Ayat tersebut pada intinya menjelaskan bahwa orang yang mendustakan agama ialah orang-orang kaya atau mampu yang menutup mata dari keterpurukan masyarakat di sekitarnya. Di sinilah dimensi horizontal dari shadaqah, dapat kita aplikasikan dengan cara menyantuni anak yatim dan memberi makan pada orang-orang miskin. Dimensi ini merupakan ibadah sosial yang dilakukan untuk mendapatkan ridha Allah sekaligus memberi pertolongan pada orang lain. Karena mengejawantahkan keimanan tidak hanya dalam bentuk ibadah syar’iyah melainkan juga ibadah sosial.
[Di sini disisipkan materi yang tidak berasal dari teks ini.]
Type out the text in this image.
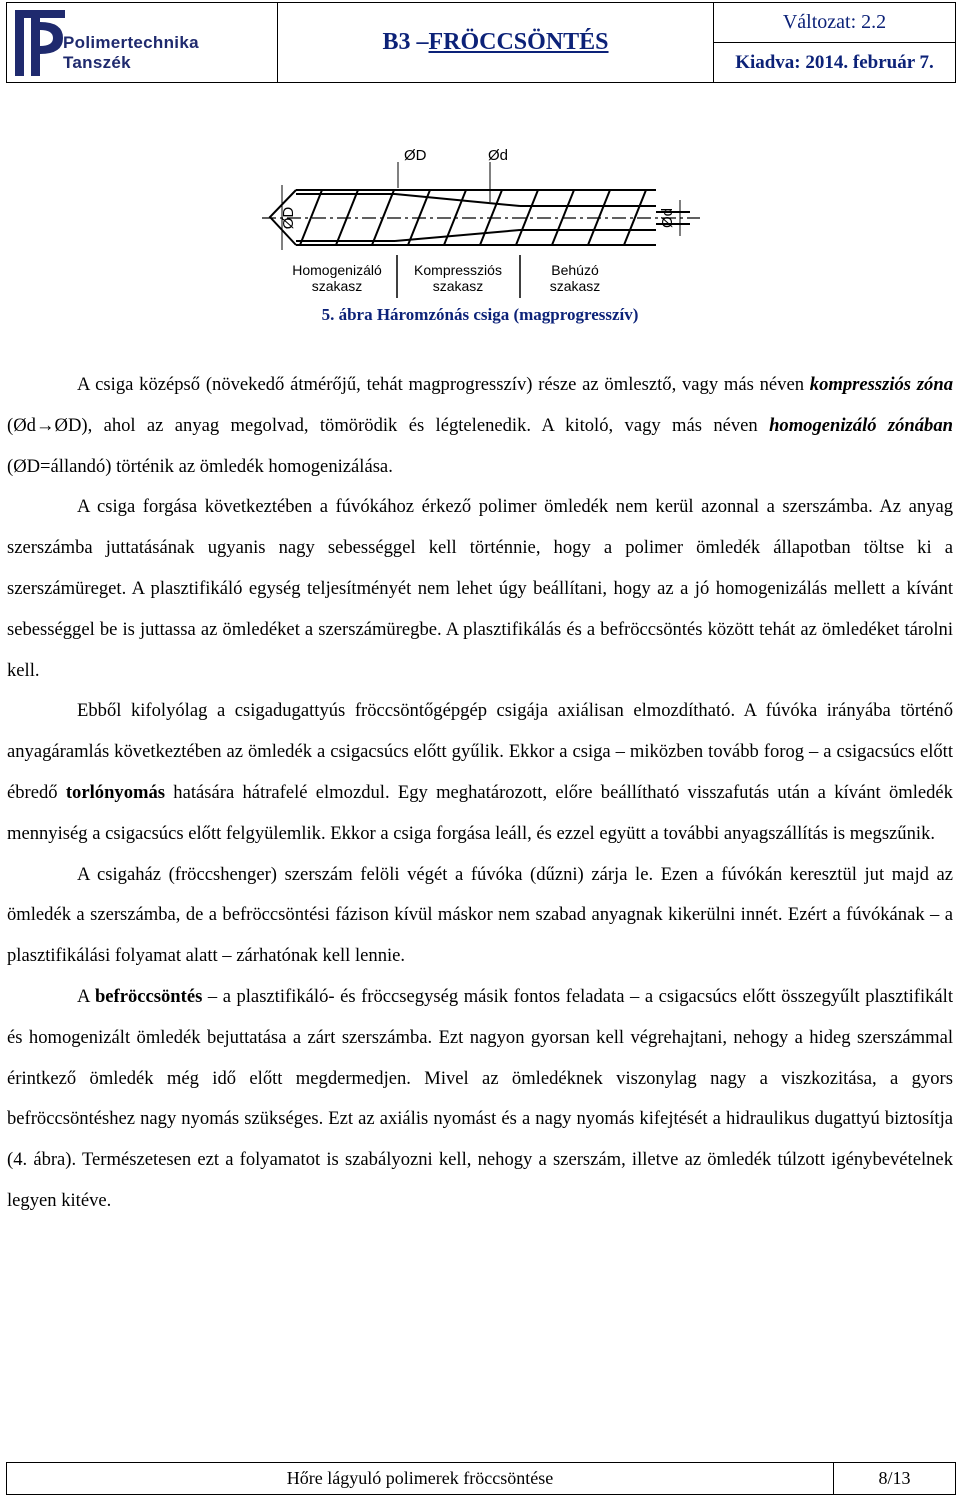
Polimertechnika
Tanszék
B3 – FRÖCCSÖNTÉS
Változat: 2.2
Kiadva: 2014. február 7.
ØD	Ød
ØD	Ød
Homogenizáló szakasz
Kompressziós szakasz
Behúzó szakasz
5. ábra Háromzónás csiga (magprogresszív)

A csiga középső (növekedő átmérőjű, tehát magprogresszív) része az ömlesztő, vagy más néven kompressziós zóna (Ød→ØD), ahol az anyag megolvad, tömörödik és légtelenedik. A kitoló, vagy más néven homogenizáló zónában (ØD=állandó) történik az ömledék homogenizálása.

A csiga forgása következtében a fúvókához érkező polimer ömledék nem kerül azonnal a szerszámba. Az anyag szerszámba juttatásának ugyanis nagy sebességgel kell történnie, hogy a polimer ömledék állapotban töltse ki a szerszámüreget. A plasztifikáló egység teljesítményét nem lehet úgy beállítani, hogy az a jó homogenizálás mellett a kívánt sebességgel be is juttassa az ömledéket a szerszámüregbe. A plasztifikálás és a befröccsöntés között tehát az ömledéket tárolni kell.

Ebből kifolyólag a csigadugattyús fröccsöntőgépgép csigája axiálisan elmozdítható. A fúvóka irányába történő anyagáramlás következtében az ömledék a csigacsúcs előtt gyűlik. Ekkor a csiga – miközben tovább forog – a csigacsúcs előtt ébredő torlónyomás hatására hátrafelé elmozdul. Egy meghatározott, előre beállítható visszafutás után a kívánt ömledék mennyiség a csigacsúcs előtt felgyülemlik. Ekkor a csiga forgása leáll, és ezzel együtt a további anyagszállítás is megszűnik.

A csigaház (fröccshenger) szerszám felöli végét a fúvóka (dűzni) zárja le. Ezen a fúvókán keresztül jut majd az ömledék a szerszámba, de a befröccsöntési fázison kívül máskor nem szabad anyagnak kikerülni innét. Ezért a fúvókának – a plasztifikálási folyamat alatt – zárhatónak kell lennie.

A befröccsöntés – a plasztifikáló- és fröccsegység másik fontos feladata – a csigacsúcs előtt összegyűlt plasztifikált és homogenizált ömledék bejuttatása a zárt szerszámba. Ezt nagyon gyorsan kell végrehajtani, nehogy a hideg szerszámmal érintkező ömledék még idő előtt megdermedjen. Mivel az ömledéknek viszonylag nagy a viszkozitása, a gyors befröccsöntéshez nagy nyomás szükséges. Ezt az axiális nyomást és a nagy nyomás kifejtését a hidraulikus dugattyú biztosítja (4. ábra). Természetesen ezt a folyamatot is szabályozni kell, nehogy a szerszám, illetve az ömledék túlzott igénybevételnek legyen kitéve.

Hőre lágyuló polimerek fröccsöntése	8/13
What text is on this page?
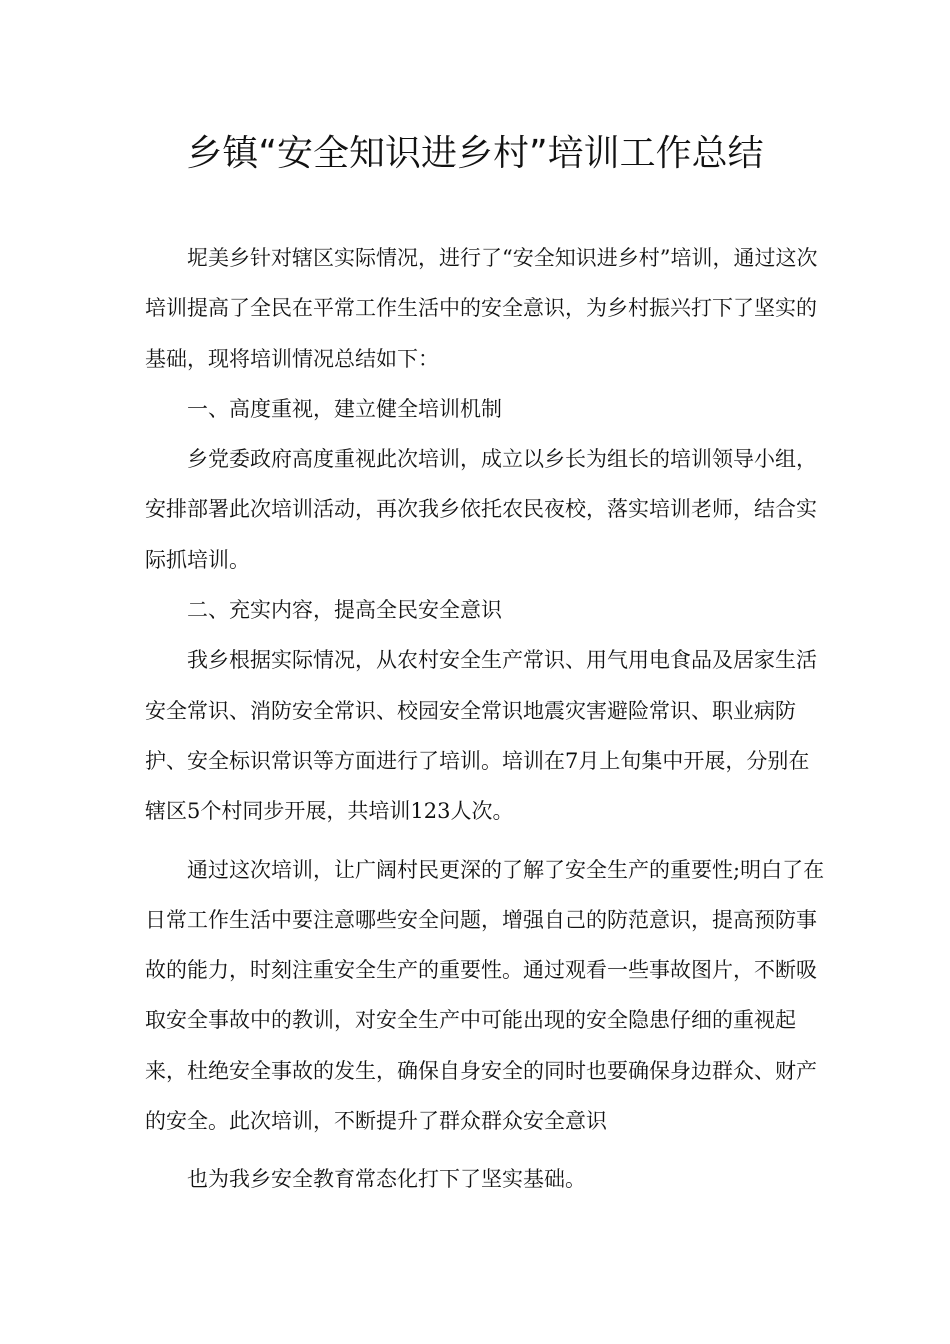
乡镇“安全知识进乡村”培训工作总结

坭美乡针对辖区实际情况，进行了“安全知识进乡村”培训，通过这次培训提高了全民在平常工作生活中的安全意识，为乡村振兴打下了坚实的基础，现将培训情况总结如下：

一、高度重视，建立健全培训机制

乡党委政府高度重视此次培训，成立以乡长为组长的培训领导小组，安排部署此次培训活动，再次我乡依托农民夜校，落实培训老师，结合实际抓培训。

二、充实内容，提高全民安全意识

我乡根据实际情况，从农村安全生产常识、用气用电食品及居家生活安全常识、消防安全常识、校园安全常识地震灾害避险常识、职业病防护、安全标识常识等方面进行了培训。培训在7月上旬集中开展，分别在辖区5个村同步开展，共培训123人次。

通过这次培训，让广阔村民更深的了解了安全生产的重要性;明白了在日常工作生活中要注意哪些安全问题，增强自己的防范意识，提高预防事故的能力，时刻注重安全生产的重要性。通过观看一些事故图片，不断吸取安全事故中的教训，对安全生产中可能出现的安全隐患仔细的重视起来，杜绝安全事故的发生，确保自身安全的同时也要确保身边群众、财产的安全。此次培训，不断提升了群众群众安全意识

也为我乡安全教育常态化打下了坚实基础。
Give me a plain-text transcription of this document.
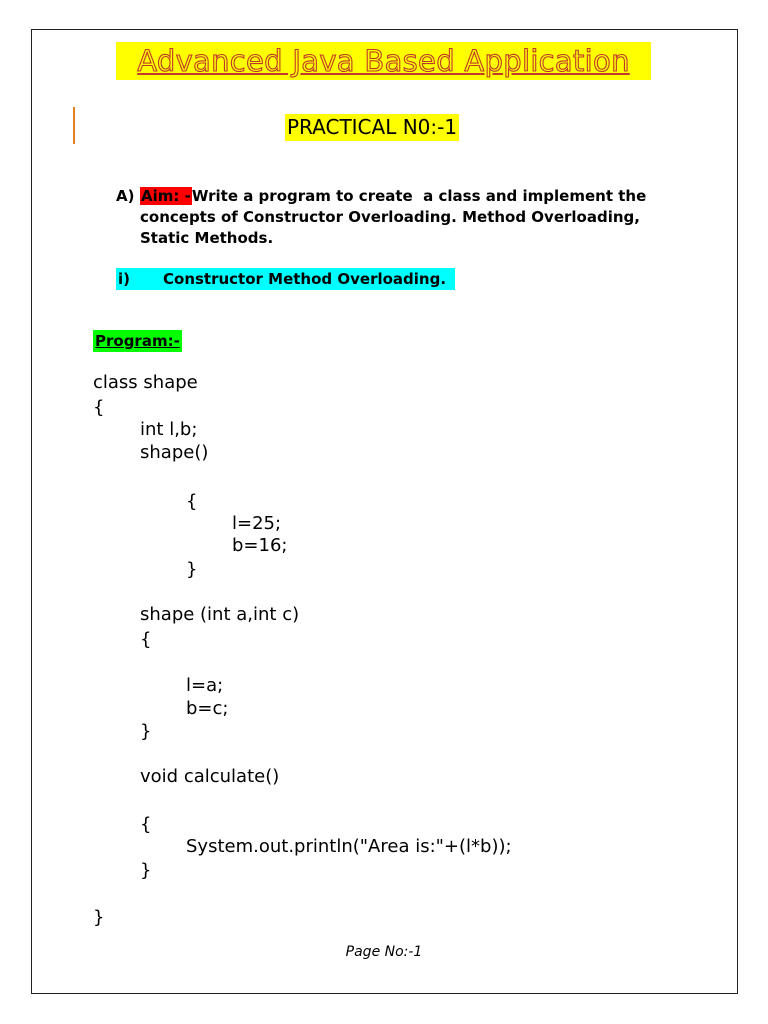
Advanced Java Based Application
PRACTICAL N0:-1
A) Aim: -Write a program to create  a class and implement the
concepts of Constructor Overloading. Method Overloading,
Static Methods.
i) Constructor Method Overloading.
Program:-
class shape
{
int l,b;
shape()
{
l=25;
b=16;
}
shape (int a,int c)
{
l=a;
b=c;
}
void calculate()
{
System.out.println("Area is:"+(l*b));
}
}
Page No:-1
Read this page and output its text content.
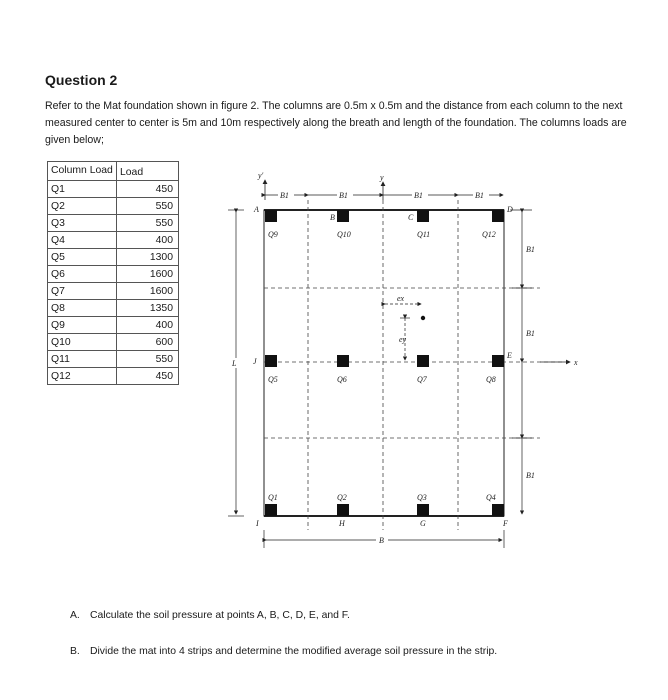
Question 2
Refer to the Mat foundation shown in figure 2. The columns are 0.5m x 0.5m and the distance from each column to the next measured center to center is 5m and 10m respectively along the breath and length of the foundation. The columns loads are given below;
Column Load	Load
Q1	450
Q2	550
Q3	550
Q4	400
Q5	1300
Q6	1600
Q7	1600
Q8	1350
Q9	400
Q10	600
Q11	550
Q12	450
y′	y
x
B1	B1	B1	B1
B1
B1
B1
L
B
ex
ey
Q9	Q10	Q11	Q12
Q5	Q6	Q7	Q8
Q1	Q2	Q3	Q4
A
B	C
D
E
F
G
H
I
J
A. Calculate the soil pressure at points A, B, C, D, E, and F.
B. Divide the mat into 4 strips and determine the modified average soil pressure in the strip.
Shadaqah sebagai fungsi sosial adalah untuk menghasilkan solusi dari berbagai problem sosial kemasyarakatan, khususnya kesenjangan ekonomi. Dengan bershadaqah, masing-masing orang tersadar bahwa kita membantu orang lain yang sedang berada dalam himpitan kesulitan ekonomi. Shadaqah yang baik memang bisa diorientasikan untuk menjadi solusi problem tersebut, yaitu shadaqah yang dilakukan dengan ikhlas, istiqamah, dan betul-betul memerhatikan nasib sipenerima. Dilihat dari nilai dan kontribusinya bagi aspek sosial, peran penting shadaqah sama dengan ‘amar ma’ruf nahī munkar dan menjaga perdamaian.

Dapat dipahami, shadaqah akan meruntuhkan kesenjangan sosial dan akan mendekatkan diri seseorang dengan masyarakat sekitar. Sebab, shadaqah merepresentasikan adanya kepedulian dan keinginan untuk terus menjalin komunikasi. Shadaqah dalam fungsi ini bisa ditafsirkan sebagai alat komunikasi dan perekat hubungan sosial.

Padahal sesuatu yang memiliki nilai shadaqah itu tidak hanya harta tetapi juga dapat berupa tenaga dan pikiran, senyum, wajah ceria dan perbuatan baik serta pekerjaan. Sehingga, M. Thobroni mengemukakan ada dua solusi konkrit dalam shadaqah yang berbentuk pekerjaan. Pertama, jika kita telah mampu, kita bisa memberikan lapangan kerja kepada mereka yang benar-benar membutuhkan, utamanya masyarakat sekitar, tetangga, sanak famili terdekat. Apabila tidak mampu memberikan lapangan pekerjaan, maka dapat menggunakan solusi yang kedua, yakni memberikan atau mencarikan informasi kerja yang diharapkan mampu mengangkat taraf hidup orang lain.[8]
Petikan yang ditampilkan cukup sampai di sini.